A tal proposito, Giovanni Jervis (2011, pp. 35-85), proprio criticando aspramente la traduzione alla lettera di «self» con «il sé» evidenzia come, se considerati in relazione alle rispettive lingue, i significati dei due termini non sono equipollenti e il termine inglese è meno equivocabile di quello italiano. Secondo Jervis ciò dipende dal fatto che in italiano l’utilizzo di «il sé» è entrato a far parte della lingua tramite un’impropria sostantivazione del pronome riflessivo «sé» data dall’aggiunta dell’articolo determinativo davanti. La locuzione è stata infatti introdotta nella letteratura specialistica di taglio psicologico e psicoanalitico all’inizio degli anni Settanta come traduzione a calco di «self» o «the self». Tuttavia, tale operazione ha restituito un concetto tecnico, inesatto e fuorviante: «la presenza di quell’articolo – definisce ipso facto una entificazione. “Il sé” è allora subito una cosa, un oggetto» (p. 47). Al contrario, la sostanzialità non pertiene al concetto inglese:

the self, in inglese, non è un concetto strutturale, o essenziale, od oggettivo, bensì è

concetto esperienziale. In altre parole l’uso corrente di self o the self nel linguaggio quotidiano anglosassone ne ribadisce un significato che è banalizzato, pragmatico, laico, empiricamente introspettivo, quasi del tutto scevro da implicazioni sostanzialistiche o spiritualistiche. In my inner self è espressione figurata colloquiale che non si riferisce a una realtà mentale oggettivata, o a un tabernacolo interiore, ma a una domestica soggettività esperienziale (Jervis 2011, p. 47).

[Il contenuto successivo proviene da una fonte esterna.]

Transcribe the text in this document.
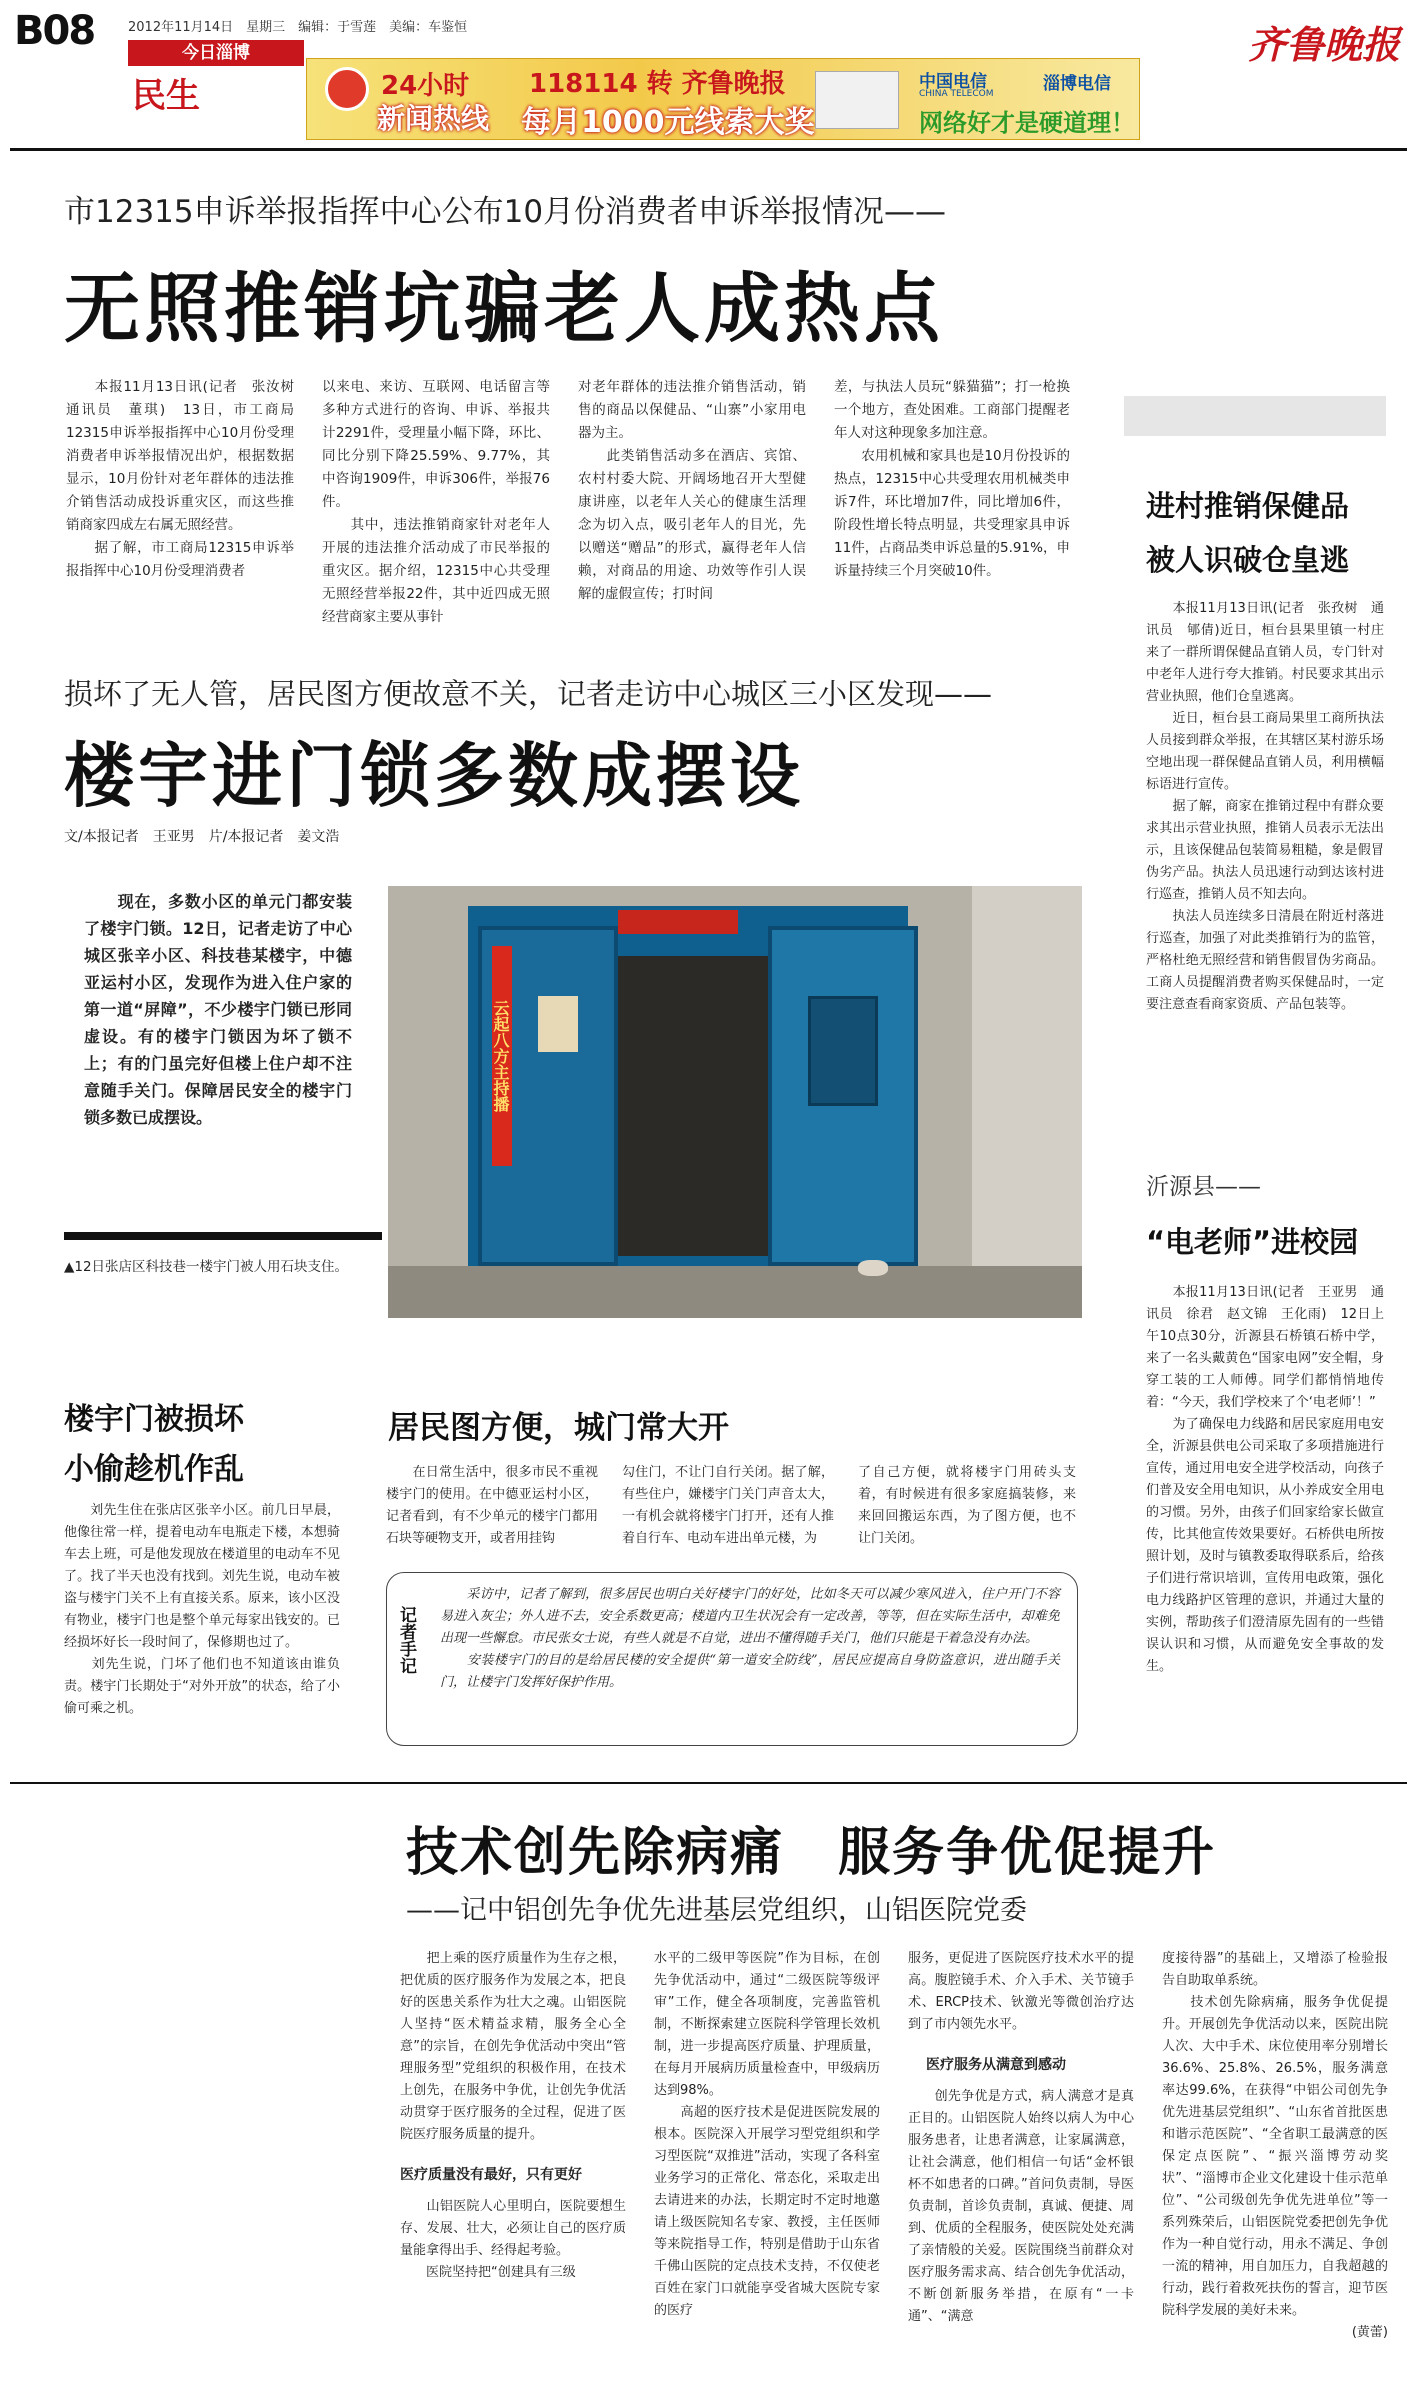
B08	2012年11月14日　星期三　编辑：于雪莲　美编：车鉴恒
今日淄博
民生	24小时
新闻热线
118114 转 齐鲁晚报
每月1000元线索大奖
中国电信
CHINA TELECOM	淄博电信
网络好才是硬道理！
齐鲁晚报
市12315申诉举报指挥中心公布10月份消费者申诉举报情况——
无照推销坑骗老人成热点
　　本报11月13日讯(记者　张汝树　通讯员　董琪)　13日，市工商局12315申诉举报指挥中心10月份受理消费者申诉举报情况出炉，根据数据显示，10月份针对老年群体的违法推介销售活动成投诉重灾区，而这些推销商家四成左右属无照经营。
　　据了解，市工商局12315申诉举报指挥中心10月份受理消费者
以来电、来访、互联网、电话留言等多种方式进行的咨询、申诉、举报共计2291件，受理量小幅下降，环比、同比分别下降25.59%、9.77%，其中咨询1909件，申诉306件，举报76件。
　　其中，违法推销商家针对老年人开展的违法推介活动成了市民举报的重灾区。据介绍，12315中心共受理无照经营举报22件，其中近四成无照经营商家主要从事针
对老年群体的违法推介销售活动，销售的商品以保健品、“山寨”小家用电器为主。
　　此类销售活动多在酒店、宾馆、农村村委大院、开阔场地召开大型健康讲座，以老年人关心的健康生活理念为切入点，吸引老年人的目光，先以赠送“赠品”的形式，赢得老年人信赖，对商品的用途、功效等作引人误解的虚假宣传；打时间
差，与执法人员玩“躲猫猫”；打一枪换一个地方，查处困难。工商部门提醒老年人对这种现象多加注意。
　　农用机械和家具也是10月份投诉的热点，12315中心共受理农用机械类申诉7件，环比增加7件，同比增加6件，阶段性增长特点明显，共受理家具申诉11件，占商品类申诉总量的5.91%，申诉量持续三个月突破10件。
损坏了无人管，居民图方便故意不关，记者走访中心城区三小区发现——
楼宇进门锁多数成摆设
文/本报记者　王亚男　片/本报记者　姜文浩
　　现在，多数小区的单元门都安装了楼宇门锁。12日，记者走访了中心城区张辛小区、科技巷某楼宇，中德亚运村小区，发现作为进入住户家的第一道“屏障”，不少楼宇门锁已形同虚设。有的楼宇门锁因为坏了锁不上；有的门虽完好但楼上住户却不注意随手关门。保障居民安全的楼宇门锁多数已成摆设。
云起八方主持播
▲12日张店区科技巷一楼宇门被人用石块支住。
楼宇门被损坏
小偷趁机作乱
　　刘先生住在张店区张辛小区。前几日早晨，他像往常一样，提着电动车电瓶走下楼，本想骑车去上班，可是他发现放在楼道里的电动车不见了。找了半天也没有找到。刘先生说，电动车被盗与楼宇门关不上有直接关系。原来，该小区没有物业，楼宇门也是整个单元每家出钱安的。已经损坏好长一段时间了，保修期也过了。
　　刘先生说，门坏了他们也不知道该由谁负责。楼宇门长期处于“对外开放”的状态，给了小偷可乘之机。
居民图方便，城门常大开
　　在日常生活中，很多市民不重视楼宇门的使用。在中德亚运村小区，记者看到，有不少单元的楼宇门都用石块等硬物支开，或者用挂钩
勾住门，不让门自行关闭。据了解，有些住户，嫌楼宇门关门声音太大，一有机会就将楼宇门打开，还有人推着自行车、电动车进出单元楼，为
了自己方便，就将楼宇门用砖头支着，有时候进有很多家庭搞装修，来来回回搬运东西，为了图方便，也不让门关闭。
记者手记
　　采访中，记者了解到，很多居民也明白关好楼宇门的好处，比如冬天可以减少寒风进入，住户开门不容易进入灰尘；外人进不去，安全系数更高；楼道内卫生状况会有一定改善，等等，但在实际生活中，却难免出现一些懈怠。市民张女士说，有些人就是不自觉，进出不懂得随手关门，他们只能是干着急没有办法。
　　安装楼宇门的目的是给居民楼的安全提供“第一道安全防线”，居民应提高自身防盗意识，进出随手关门，让楼宇门发挥好保护作用。
进村推销保健品
被人识破仓皇逃
　　本报11月13日讯(记者　张孜树　通讯员　郇倩)近日，桓台县果里镇一村庄来了一群所谓保健品直销人员，专门针对中老年人进行夸大推销。村民要求其出示营业执照，他们仓皇逃离。
　　近日，桓台县工商局果里工商所执法人员接到群众举报，在其辖区某村游乐场空地出现一群保健品直销人员，利用横幅标语进行宣传。
　　据了解，商家在推销过程中有群众要求其出示营业执照，推销人员表示无法出示，且该保健品包装简易粗糙，象是假冒伪劣产品。执法人员迅速行动到达该村进行巡查，推销人员不知去向。
　　执法人员连续多日清晨在附近村落进行巡查，加强了对此类推销行为的监管，严格杜绝无照经营和销售假冒伪劣商品。工商人员提醒消费者购买保健品时，一定要注意查看商家资质、产品包装等。
沂源县——
“电老师”进校园
　　本报11月13日讯(记者　王亚男　通讯员　徐君　赵文锦　王化雨)　12日上午10点30分，沂源县石桥镇石桥中学，来了一名头戴黄色“国家电网”安全帽，身穿工装的工人师傅。同学们都悄悄地传着：“今天，我们学校来了个‘电老师’！”
　　为了确保电力线路和居民家庭用电安全，沂源县供电公司采取了多项措施进行宣传，通过用电安全进学校活动，向孩子们普及安全用电知识，从小养成安全用电的习惯。另外，由孩子们回家给家长做宣传，比其他宣传效果要好。石桥供电所按照计划，及时与镇教委取得联系后，给孩子们进行常识培训，宣传用电政策，强化电力线路护区管理的意识，并通过大量的实例，帮助孩子们澄清原先固有的一些错误认识和习惯，从而避免安全事故的发生。
技术创先除病痛　服务争优促提升
——记中铝创先争优先进基层党组织，山铝医院党委
　　把上乘的医疗质量作为生存之根，把优质的医疗服务作为发展之本，把良好的医患关系作为壮大之魂。山铝医院人坚持“医术精益求精，服务全心全意”的宗旨，在创先争优活动中突出“管理服务型”党组织的积极作用，在技术上创先，在服务中争优，让创先争优活动贯穿于医疗服务的全过程，促进了医院医疗服务质量的提升。
医疗质量没有最好，只有更好
　　山铝医院人心里明白，医院要想生存、发展、壮大，必须让自己的医疗质量能拿得出手、经得起考验。
　　医院坚持把“创建具有三级
水平的二级甲等医院”作为目标，在创先争优活动中，通过“二级医院等级评审”工作，健全各项制度，完善监管机制，不断探索建立医院科学管理长效机制，进一步提高医疗质量、护理质量，在每月开展病历质量检查中，甲级病历达到98%。
　　高超的医疗技术是促进医院发展的根本。医院深入开展学习型党组织和学习型医院“双推进”活动，实现了各科室业务学习的正常化、常态化，采取走出去请进来的办法，长期定时不定时地邀请上级医院知名专家、教授，主任医师等来院指导工作，特别是借助于山东省千佛山医院的定点技术支持，不仅使老百姓在家门口就能享受省城大医院专家的医疗
服务，更促进了医院医疗技术水平的提高。腹腔镜手术、介入手术、关节镜手术、ERCP技术、钬激光等微创治疗达到了市内领先水平。
医疗服务从满意到感动
　　创先争优是方式，病人满意才是真正目的。山铝医院人始终以病人为中心服务患者，让患者满意，让家属满意，让社会满意，他们相信一句话“金杯银杯不如患者的口碑。”首问负责制，导医负责制，首诊负责制，真诚、便捷、周到、优质的全程服务，使医院处处充满了亲情般的关爱。医院围绕当前群众对医疗服务需求高、结合创先争优活动，不断创新服务举措，在原有“一卡通”、“满意
度接待器”的基础上，又增添了检验报告自助取单系统。
　　技术创先除病痛，服务争优促提升。开展创先争优活动以来，医院出院人次、大中手术、床位使用率分别增长36.6%、25.8%、26.5%，服务满意率达99.6%，在获得“中铝公司创先争优先进基层党组织”、“山东省首批医患和谐示范医院”、“全省职工最满意的医保定点医院”、“振兴淄博劳动奖状”、“淄博市企业文化建设十佳示范单位”、“公司级创先争优先进单位”等一系列殊荣后，山铝医院党委把创先争优作为一种自觉行动，用永不满足、争创一流的精神，用自加压力，自我超越的行动，践行着救死扶伤的誓言，迎节医院科学发展的美好未来。
(黄蕾)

Seppure l’operazione di utilizzare «sé» proprio come traduzione di «self» incontrerebbe il biasimo di Jervis, il fatto di rendere esplicito che con sé o soggettività si fa riferimento a tale significato, «laico», «pragmatico», «scevro da implicazioni sostanzialistiche» che egli stesso conferma implicito già nell’utilizzo del termine nel linguaggio anglosassone comune e non già a un «sé» reificato, robusto, strutturale (e dunque di essere consapevoli del suo monito), dovrebbe venirci in aiuto.

D’altra parte, la produzione in inglese rappresenta il nostro interlocutore primario. In tutta la letteratura citata all’inizio di questo capitolo, le autrici e gli autori si domandano

quali siano le conseguenze del modello di mente estesa per il self – a volte alternato con

identity –, se è possibile parlare di un extended self o di distributed selves (Clark,

Chalmers 2010; Heersmink 2017). Anche Piredda (2017, p. 127) facendo riferimento al medesimo dibattito sulla mente estesa o distribuita scrive: «il tema della mente estesa e le sue conseguenze sul concetto di sé», «prospettiva estesa sul sé», «mente estesa e sé esteso»98. Pertanto, a prescindere dalle preferenze linguistiche, il nostro obiettivo è tratteggiare in quale modo le concezioni di organismo e mente (o meglio di sviluppo e funzionamento delle capacità psico-affettivo-cognitive) che sono delineate nel secondo capitolo si riflettono sulla nozione di self. In sintesi, è al concetto laico di self e non solo al termine che si fa riferimento ogni volta che, in questa sede, si parla di sé o soggettività in senso lato.